Bombenopfer: "Es ist nicht so einfach, wie man denkt."

Nun, acht Monate nach der Explosion, spricht Angelika V. in der ORF-Sendung "Thema" (Montag, 21.05 Uhr, ORF 2) über ihr Martyrium – und legt auch dar, warum sie knapp vor dem Prozessauftakt gegen ihren Ex-Partner ein Interview gibt: "Eine Explosion ist nicht so etwas einfaches, wie man denkt. Man muss sehen, wie man psychisch wieder zurecht kommt. Man will für seine Kinder da sein und kann das nicht so, wie man es gewohnt ist. Deshalb möchte ich einmal sagen, wie es mir wirklich geht."

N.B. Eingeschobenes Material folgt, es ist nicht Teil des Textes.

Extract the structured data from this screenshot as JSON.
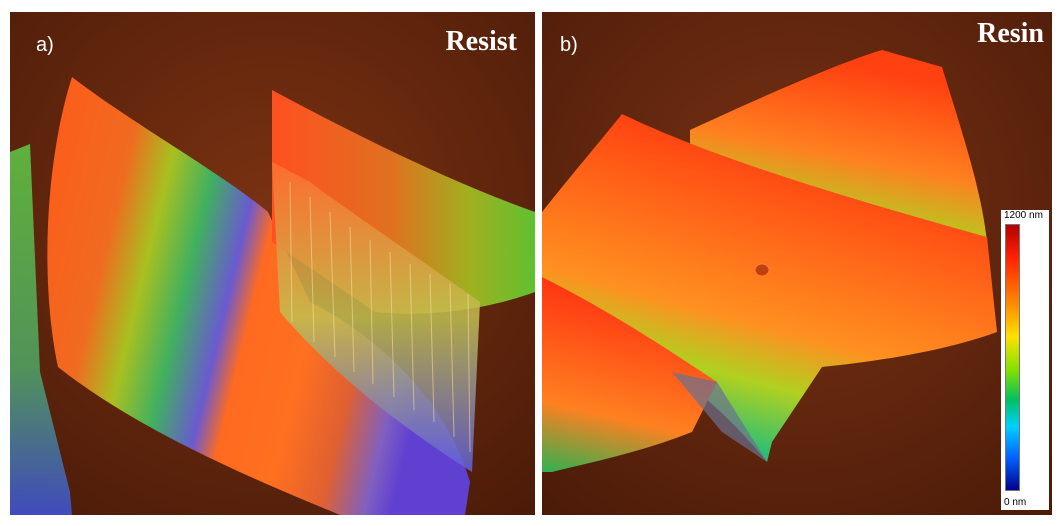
{
  "panel_a": {
    "label": "a)",
    "title": "Resist"
  },
  "panel_b": {
    "label": "b)",
    "title": "Resin"
  },
  "colorbar": {
    "max_label": "1200 nm",
    "min_label": "0 nm",
    "colors": [
      "#00008c",
      "#0060ff",
      "#00d0ff",
      "#00c060",
      "#80e000",
      "#ffe000",
      "#ff8c00",
      "#ff2000",
      "#b00000"
    ]
  },
  "colors": {
    "background": "#6b2a10"
  }
}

Laut penibelsten Erhebungen der Polizei hatte das Duo, das sich im Sommer vor acht Geschworenen verantworten muss,  den heimtückischen Anschlag monatelang bis ins kleinste Detail geplant. Die beiden Männer sollen sich im Internet über den Bau von Sprengfallen informiert und die dazu notwendigen Utensilien geordert haben. Laut Anklageschrift sollen sie sogar eine "Probebombe" gebastelt haben, die sie im Sommer 2019 in einem Wald zündeten.

"Ich möchte meinen Kindern einen normalen Familienalltag ermöglichen."

Am Morgen des 1. Oktober 2019 – so der Vorwurf – platzierte der Ex-Partner die Paketbombe vor dem Wohnhaus seiner Ex, wartete, bis sie vor die Türe trat und ließ die Höllenmaschine dann mittels Fernzünder detonieren. Motiv dürfte ein Sorgerechtsstreit gewesen sein.

Zwillinge ausnahmsweise nicht dabei

Im "Thema"-Interview versucht das Opfer sogar noch einen positiven Aspekt an der Tragödie zu finden – nämlich, dass ihre Kinder durch eine Ausnahme nicht dabei waren, als sie an jenem verhängnisvollen Morgen vor die Türe trat. Angelika V.: "Ich bin sonst kein einziges Mal die Post ohne meine Zwillinge holen gegangen. Weil ich hab' immer Angst gehabt, dass sie sich irgendwie weh tun könnten, oder sonst irgendetwas. Das war wirklich der Ausnahmetag. Gott sei Dank!"

Besonders berührend: Die dreifache Mami ist für ihre Kinder so stark, wie sie im TV erklärt: "Es ist eigentlich ein sehr ungutes Gefühl in die Öffentlichkeit zu gehen. Aber für mich war es klar, entweder ich steh' da drüber, oder ich werd’s nie wieder schaffen nach draußen zu gehen. Da ich meinen Kindern einen normalen Familienalltag ermöglichen möchte, war das eigentlich meine Pflicht."